As the frequency of cybercrime has increased, there has been a corresponding increase in the demand for information security. Most businesses have a wealth of information within their networks that they need to protect from competitors or cyber criminals. Whether you’re setting up a small/home office on your own, or thinking about best practices to harden a network that is already established, the basic ideas described below can help ensure that your data and equipment stay reliable and accessible to your organization (and only your organization).
Securing the Network Itself
Your first steps in designing your network from a security standpoint (or planning changes) should be to look at the basic physical/logical configuration. If you are using a wireless network, make sure it is using some form of encryption to prevent unauthorized users from being able to read the traffic on your network. The currently accepted best option is Wi-Fi Protected Access 2 (WPA2) as opposed to the more easily cracked “Wired Equivalent Privacy” standard, or WEP. Small businesses can use WPA2 Personal (despite its name) to secure their wireless networks. Larger organizations with resources to set up a separate authentication server can receive additional security benefits with WPA2 Enterprise. Wireless access points can also be configured to not broadcast SSID’s (the names of their networks), so that anyone attempting to connect would need to know the name of the network ahead of time.
Your devices’ Media Access Control, or MAC, addresses are unique; they are “burned in” to the network cards, meaning they do not change (like your IP address) when connected to different networks. These serve as unique identifiers for your devices, and many switches and routers have the ability to direct traffic based on them. For example, if a retail store needed a visible, WPA2-secured, wireless network for its point-of-sale terminals, but didn’t want any other devices using that network, it could configure its wireless routers to only allow the point-of-sale terminals to connect. An employee workstation would not be able to join the network, even if the employee knew the password. On a wired network, a business-grade switch can shut down the ports if unauthorized MAC addresses attempt to connect to them.
If your network will be comprised of more than just a few devices, take some time to consider how your devices will interact and who will be using them. You may wish to create separate networks or subnets to keep similar devices grouped together, i.e., workstations on one, internal file servers on another, web server on another, etc. Routers can then direct the flow of traffic between networks as you see fit. With this strategy, a healthcare provider could keep patient information stored on a separate network from the web server, for example, and the router’s access lists can be configured to discard all external traffic to that network.
Some business-grade routers and switches have firewalls built in, which can prevent unwanted or malicious traffic from entering your network at all. For larger networks, these can also be purchased as standalone pieces of hardware, placed between your ISP connection and the rest of your network.
Securing the Computers on the Network (and the Data on those Computers)
Your network is made of more than just wires, radio waves, and switching equipment – it’s also the workstations, servers, and mobile devices connected to it. As such, when talking about securing your network, you also need to think about how to secure the devices connected to it. Antivirus, malware, and additional security monitoring software should be used on any business system. If you are a Windows user, you are probably well aware of this by now.

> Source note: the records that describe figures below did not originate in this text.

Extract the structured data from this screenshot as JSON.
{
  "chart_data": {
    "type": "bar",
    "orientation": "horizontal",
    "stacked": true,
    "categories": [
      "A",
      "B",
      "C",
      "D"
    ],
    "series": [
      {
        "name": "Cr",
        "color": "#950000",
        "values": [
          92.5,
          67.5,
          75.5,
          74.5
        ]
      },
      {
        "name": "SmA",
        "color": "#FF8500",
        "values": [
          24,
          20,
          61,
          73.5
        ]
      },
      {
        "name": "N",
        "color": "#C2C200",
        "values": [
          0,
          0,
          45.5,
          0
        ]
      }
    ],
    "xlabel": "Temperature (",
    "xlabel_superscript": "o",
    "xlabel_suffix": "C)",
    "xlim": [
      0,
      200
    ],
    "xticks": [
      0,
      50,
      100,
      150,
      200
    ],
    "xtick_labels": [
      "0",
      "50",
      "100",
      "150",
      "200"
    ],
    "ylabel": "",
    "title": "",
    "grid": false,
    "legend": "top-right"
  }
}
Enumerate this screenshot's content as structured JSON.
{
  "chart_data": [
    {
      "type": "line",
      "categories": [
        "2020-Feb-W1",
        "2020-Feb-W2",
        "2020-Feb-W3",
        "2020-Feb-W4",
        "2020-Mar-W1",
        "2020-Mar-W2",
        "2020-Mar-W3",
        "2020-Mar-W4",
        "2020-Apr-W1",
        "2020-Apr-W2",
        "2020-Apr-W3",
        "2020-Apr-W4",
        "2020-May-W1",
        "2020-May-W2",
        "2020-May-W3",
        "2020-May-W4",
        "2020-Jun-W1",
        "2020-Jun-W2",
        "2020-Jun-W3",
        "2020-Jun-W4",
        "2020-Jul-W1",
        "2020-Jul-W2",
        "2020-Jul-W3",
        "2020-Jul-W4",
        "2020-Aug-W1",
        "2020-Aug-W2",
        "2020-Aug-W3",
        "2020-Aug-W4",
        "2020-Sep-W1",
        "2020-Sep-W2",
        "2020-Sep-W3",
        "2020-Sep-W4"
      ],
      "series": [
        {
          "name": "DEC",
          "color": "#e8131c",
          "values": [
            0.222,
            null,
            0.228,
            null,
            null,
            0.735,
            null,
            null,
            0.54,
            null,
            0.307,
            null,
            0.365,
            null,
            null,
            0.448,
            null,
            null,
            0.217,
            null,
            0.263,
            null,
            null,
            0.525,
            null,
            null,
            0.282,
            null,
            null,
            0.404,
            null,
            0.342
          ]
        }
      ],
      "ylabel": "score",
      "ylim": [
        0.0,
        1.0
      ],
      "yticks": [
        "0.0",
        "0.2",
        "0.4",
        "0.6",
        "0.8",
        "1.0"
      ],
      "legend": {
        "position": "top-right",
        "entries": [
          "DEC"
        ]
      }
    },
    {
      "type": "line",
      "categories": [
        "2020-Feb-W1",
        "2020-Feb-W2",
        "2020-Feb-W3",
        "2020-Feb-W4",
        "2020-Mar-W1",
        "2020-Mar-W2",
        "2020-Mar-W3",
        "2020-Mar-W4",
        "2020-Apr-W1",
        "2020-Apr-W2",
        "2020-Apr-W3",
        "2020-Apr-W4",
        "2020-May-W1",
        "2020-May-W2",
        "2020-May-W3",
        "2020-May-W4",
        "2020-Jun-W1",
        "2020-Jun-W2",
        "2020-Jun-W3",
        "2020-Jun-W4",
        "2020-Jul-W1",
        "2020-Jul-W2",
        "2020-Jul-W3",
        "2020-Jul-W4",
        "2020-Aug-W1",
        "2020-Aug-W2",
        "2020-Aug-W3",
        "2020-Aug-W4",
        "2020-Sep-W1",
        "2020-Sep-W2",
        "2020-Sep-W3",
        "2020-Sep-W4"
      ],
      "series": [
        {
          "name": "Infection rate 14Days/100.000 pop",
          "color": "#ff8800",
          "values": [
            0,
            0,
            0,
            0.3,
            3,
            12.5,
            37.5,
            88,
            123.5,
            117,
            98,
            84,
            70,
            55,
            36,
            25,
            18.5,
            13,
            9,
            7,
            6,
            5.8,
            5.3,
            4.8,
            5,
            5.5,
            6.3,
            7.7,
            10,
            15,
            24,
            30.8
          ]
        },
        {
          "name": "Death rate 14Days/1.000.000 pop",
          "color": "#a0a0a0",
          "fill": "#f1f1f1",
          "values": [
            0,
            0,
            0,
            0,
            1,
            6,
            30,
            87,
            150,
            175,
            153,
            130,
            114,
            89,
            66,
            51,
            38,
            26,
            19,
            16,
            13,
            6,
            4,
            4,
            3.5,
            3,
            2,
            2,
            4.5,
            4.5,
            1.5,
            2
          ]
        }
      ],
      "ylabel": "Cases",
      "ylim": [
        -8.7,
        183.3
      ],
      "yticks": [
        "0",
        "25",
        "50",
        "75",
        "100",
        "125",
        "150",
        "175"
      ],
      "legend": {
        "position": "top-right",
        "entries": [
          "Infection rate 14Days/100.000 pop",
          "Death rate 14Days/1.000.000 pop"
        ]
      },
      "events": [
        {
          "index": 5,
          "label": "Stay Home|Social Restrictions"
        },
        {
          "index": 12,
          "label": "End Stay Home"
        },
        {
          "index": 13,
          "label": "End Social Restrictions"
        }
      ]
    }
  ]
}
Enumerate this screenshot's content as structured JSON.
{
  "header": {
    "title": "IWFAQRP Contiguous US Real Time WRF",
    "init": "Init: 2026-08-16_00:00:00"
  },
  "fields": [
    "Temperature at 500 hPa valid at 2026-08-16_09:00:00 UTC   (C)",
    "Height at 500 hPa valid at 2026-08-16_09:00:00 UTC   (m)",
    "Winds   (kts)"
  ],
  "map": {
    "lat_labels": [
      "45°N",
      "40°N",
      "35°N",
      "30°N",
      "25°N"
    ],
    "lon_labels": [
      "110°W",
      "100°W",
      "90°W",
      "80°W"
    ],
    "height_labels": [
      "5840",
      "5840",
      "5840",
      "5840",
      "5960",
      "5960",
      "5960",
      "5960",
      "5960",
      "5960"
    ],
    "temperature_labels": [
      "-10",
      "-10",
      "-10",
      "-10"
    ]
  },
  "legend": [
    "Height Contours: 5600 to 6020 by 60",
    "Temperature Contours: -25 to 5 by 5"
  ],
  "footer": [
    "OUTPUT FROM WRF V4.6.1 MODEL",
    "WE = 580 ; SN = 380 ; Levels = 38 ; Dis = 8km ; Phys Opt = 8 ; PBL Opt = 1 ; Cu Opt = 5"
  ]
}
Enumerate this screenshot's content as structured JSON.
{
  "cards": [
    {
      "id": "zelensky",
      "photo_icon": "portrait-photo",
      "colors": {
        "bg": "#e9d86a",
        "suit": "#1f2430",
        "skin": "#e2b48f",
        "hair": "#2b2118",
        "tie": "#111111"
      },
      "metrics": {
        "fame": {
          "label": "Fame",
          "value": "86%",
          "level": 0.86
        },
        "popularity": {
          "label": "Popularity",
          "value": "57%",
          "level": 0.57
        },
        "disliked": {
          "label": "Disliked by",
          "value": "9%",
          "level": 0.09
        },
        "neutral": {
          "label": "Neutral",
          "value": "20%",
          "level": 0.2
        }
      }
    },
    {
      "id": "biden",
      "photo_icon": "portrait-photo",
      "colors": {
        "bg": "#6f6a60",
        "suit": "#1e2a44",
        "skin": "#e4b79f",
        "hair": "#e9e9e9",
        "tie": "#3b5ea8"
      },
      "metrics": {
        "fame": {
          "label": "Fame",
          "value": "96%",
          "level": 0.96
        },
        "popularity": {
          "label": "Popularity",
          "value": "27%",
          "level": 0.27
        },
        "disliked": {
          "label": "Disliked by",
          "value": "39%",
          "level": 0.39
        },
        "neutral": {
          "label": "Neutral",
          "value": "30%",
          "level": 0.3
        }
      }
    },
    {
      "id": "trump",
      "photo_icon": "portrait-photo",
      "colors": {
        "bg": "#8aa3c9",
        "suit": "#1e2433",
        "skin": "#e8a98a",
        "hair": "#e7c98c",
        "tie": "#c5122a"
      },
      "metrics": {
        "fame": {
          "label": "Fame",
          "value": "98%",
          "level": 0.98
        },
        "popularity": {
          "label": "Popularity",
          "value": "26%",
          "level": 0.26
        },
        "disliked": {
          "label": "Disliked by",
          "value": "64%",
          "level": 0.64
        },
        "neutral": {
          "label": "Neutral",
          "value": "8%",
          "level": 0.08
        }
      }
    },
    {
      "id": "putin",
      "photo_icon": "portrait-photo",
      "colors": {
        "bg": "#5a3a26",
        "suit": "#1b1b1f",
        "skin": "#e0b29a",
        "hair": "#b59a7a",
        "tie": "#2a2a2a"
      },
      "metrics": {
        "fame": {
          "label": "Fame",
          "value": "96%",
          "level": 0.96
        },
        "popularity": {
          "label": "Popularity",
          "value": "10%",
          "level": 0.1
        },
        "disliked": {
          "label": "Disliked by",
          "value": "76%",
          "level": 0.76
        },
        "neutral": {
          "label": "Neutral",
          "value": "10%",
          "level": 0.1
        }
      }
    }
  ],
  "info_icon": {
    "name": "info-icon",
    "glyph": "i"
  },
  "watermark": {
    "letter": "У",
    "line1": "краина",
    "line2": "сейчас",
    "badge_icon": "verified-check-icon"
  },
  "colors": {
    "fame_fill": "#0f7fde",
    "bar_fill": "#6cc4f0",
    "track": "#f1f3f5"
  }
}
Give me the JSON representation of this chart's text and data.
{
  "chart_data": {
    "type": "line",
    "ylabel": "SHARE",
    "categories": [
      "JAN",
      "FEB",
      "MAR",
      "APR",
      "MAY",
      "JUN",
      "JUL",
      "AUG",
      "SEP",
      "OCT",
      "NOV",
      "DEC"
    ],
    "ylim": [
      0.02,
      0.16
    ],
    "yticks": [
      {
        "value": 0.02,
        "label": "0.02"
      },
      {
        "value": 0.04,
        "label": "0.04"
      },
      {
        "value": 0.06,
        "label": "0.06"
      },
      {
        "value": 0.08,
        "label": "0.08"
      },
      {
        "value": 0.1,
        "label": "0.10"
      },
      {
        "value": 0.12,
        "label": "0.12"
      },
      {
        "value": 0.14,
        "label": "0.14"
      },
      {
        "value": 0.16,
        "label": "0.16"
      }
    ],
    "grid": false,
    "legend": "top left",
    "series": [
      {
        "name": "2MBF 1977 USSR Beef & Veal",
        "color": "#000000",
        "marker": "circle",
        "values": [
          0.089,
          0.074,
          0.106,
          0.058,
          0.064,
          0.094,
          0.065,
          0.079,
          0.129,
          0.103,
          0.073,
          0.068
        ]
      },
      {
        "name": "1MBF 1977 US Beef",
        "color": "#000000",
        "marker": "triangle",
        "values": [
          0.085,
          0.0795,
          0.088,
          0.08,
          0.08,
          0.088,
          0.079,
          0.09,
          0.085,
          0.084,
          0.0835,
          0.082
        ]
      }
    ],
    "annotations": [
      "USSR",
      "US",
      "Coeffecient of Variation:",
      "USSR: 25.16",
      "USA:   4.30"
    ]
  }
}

Mac users: please note that you, too, can benefit from using such utilities. Despite the generally lower number of virus/malware threats for your platform, they do exist. Also, even if your Mac is not affected by malicious code in an email you received and forwarded out, Windows users might be, and running antivirus on your Mac will add an extra layer of protection for other computers in your organization. Furthermore, most anti-virus software suites these days include firewall and active network threat protection as well, to supplement the firewalls included in your computers’ operating systems.
If your workflow involves sharing files between multiple computers (and, these days, whose doesn’t?), the file permissions on your network shares should be as strict as possible. This means assigning full read/write access only to users who really need it, and either Read-Only or No Access to everyone else. While this can take a while to administer when you have new employees or people moving into different positions, it is worth your while to do this instead of just leaving the door open, so to speak. Even your favorite person in the company could accidentally ruin your day (or week, or month) if they end up in one of your servers’ system folders.
I would be remiss to leave out the usual housekeeping tips: Set your displays to go to the screensaver and lock after a short period of sitting idle. Use long and complex passwords and change them regularly. Yes, they are annoying to type and hard to remember, but they are much harder for any intruder to guess or crack. If your network is on the larger side or if you need to manage a complex system of access roles and settings, consider a directory service like Active Directory, Open Directory, Samba, or one of many alternatives.
If you’re new to working with the various factors that make for a secure network, this can all seem very daunting. There are many resources available online, books available in print and electronically (which are particularly nice for being searchable in a pinch), and classes offered by software and equipment vendors through local schools. With network security being a current hot topic, you might also be able to find a seminar (maybe even a free one!) in your area. Keep in mind, many of these options are available online. There are also networks of consultants available to help you plan for a new setup or enhance an existing one. You’re not without help. So, go forth and secure your network! You’ll thank yourself in the long run, and your users will thank you too.